Just recently we have seen the dramatic influence politics can have on the economy. Soon after President Zuma’s midnight cabinet reshuffle and the firing of Finance Minister Pravin Gordhan, South Africa has seen its financial status go to the dreaded junk grading and the ZAR is as volatile as ever, reacting to the slightest speculation.
And this is not only true for a country with a smaller economy and a history of poor politics. Just about a year ago, Britain voted to leave the EU. After the initial shock (as with the US presidential election), it is almost a bit surreal when, initially, life continues as usual – the calm after the storm. But big decisions have big consequences.
While the UK is set to leave the EU by April 2019, there is a lot of uncertainty under those trading with the UK. No surprise then that two of the leading wine fairs decided to present debates on the issue. Vinexpo Bordeaux will look at the key issues facing the European market, while the debate at the London Wine Fair earlier this week focused on the UK wine market specifically.
Since Brexit, the UK has seen the weakening of the GBP, uncertainty and slow economic growth, but according to fresh analysis and studies, there are more concerns, especially when it comes to the wine trade.
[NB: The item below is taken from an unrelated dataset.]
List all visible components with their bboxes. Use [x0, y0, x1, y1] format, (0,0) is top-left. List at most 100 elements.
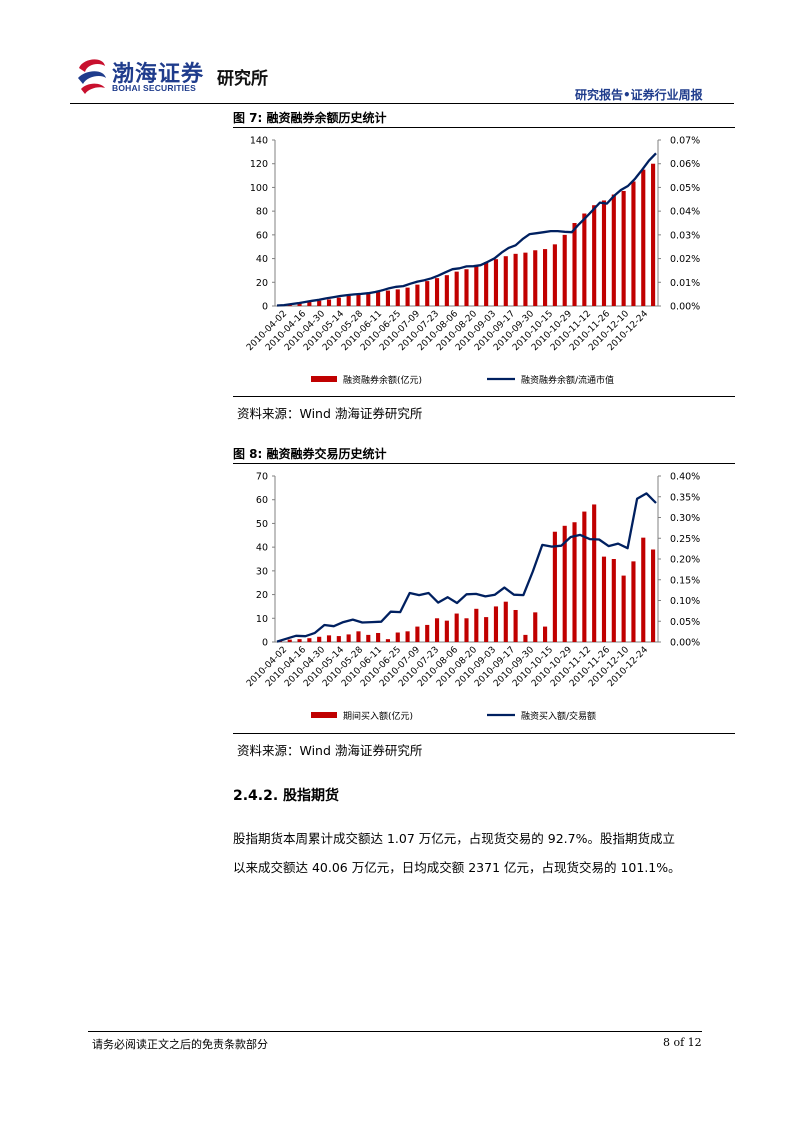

- For wine markets, the impact of the UK leaving the Customs Union is likely to come not only from tariff changes but also from slowed growth of UK incomes and devaluation of the pound.
- Even if the UK were to sign new trade agreements with the EU27 and others, the time it would take to implement them and for markets to adjust ensures that the likely effects of Brexit on wine markets will be adverse over the next few years.
- In the main scenario considered, for consumers in the UK the price of wine in 2025 is 22% higher in local currency terms than it would be without Brexit, the volume of UK wine consumption is 28% lower, and the value of UK imports is 27% lower because of Brexit.
- Such a sales reduction in the UK would be a blow to participants in UK wine bottling, transporting, storing, wholesaling and retailing businesses, as well as restaurants and pubs.
Because the UK is a key player in global wine trade, accounting for a major share of the world’s wine imports, Brexit will also affect wine-exporting countries, with few if any gaining in the main scenario considered over the modelled projection period to 2025.
- The UK market, although very important to the South African wine industry, has always been a challenging place of trade. Duties and taxes are high, retailers are tough negotiators, sales are predominantly focused on the retail discount culture and brand loyalty is very hard to achieve. The possibility of big volumes, the EU trade agreement with duty free import quotas and the strength of the GBP have however ensured the UK to stay the most important export market for South African wine.
With these factors under threat, South African wine exports to Britain face some new challenges:
- “Exporters to Britain who have already been hit by a 20% fall in the value of sterling since the Brexit referendum, today learned that Hammond is going to raise the already onerous taxes on wine by a further £0.10. By my calculations, this means that to hit the average retail price of £5.44, a bottle would have to leave a New World cellar at a price of no more than $1.40”, says Robert Joseph in Meininger Online.
- If EU duty free agreements are not in place, the high duties and taxes will cut into already small margins and affect profitability.
“The volume of UK wine consumption would be 28% lower (16% because of slower UK economic growth, 7% because of real depreciation of the pound, and 5% because of the new tariffs)”, says Kym Anderson and Glyn Wittwer’ Briefing Paper.
- Exports benefit from a weaker local currency, but when it strengthens, it at least supports a healthier local cost structure and despite a lower exchange rate gain, might bring some balance to the calculation. If the trading currency is weak, however, it plainly cuts into profit.
Any positives? Suffering trade relations between the UK and EU might benefit other countries and ‘new world wines’. The uncertainty is the worst of it at the moment and while more time would have been better, we have about two years to analyse and strategise. And to again quote Robert Joseph: “Despite the current turmoil, Britain remains one of the world’s largest and most influential wine markets. There is little likelihood that many producers will decide to turn their back on it. They may, however, have to reduce their aspirations for the volumes of wine they ship to the UK.”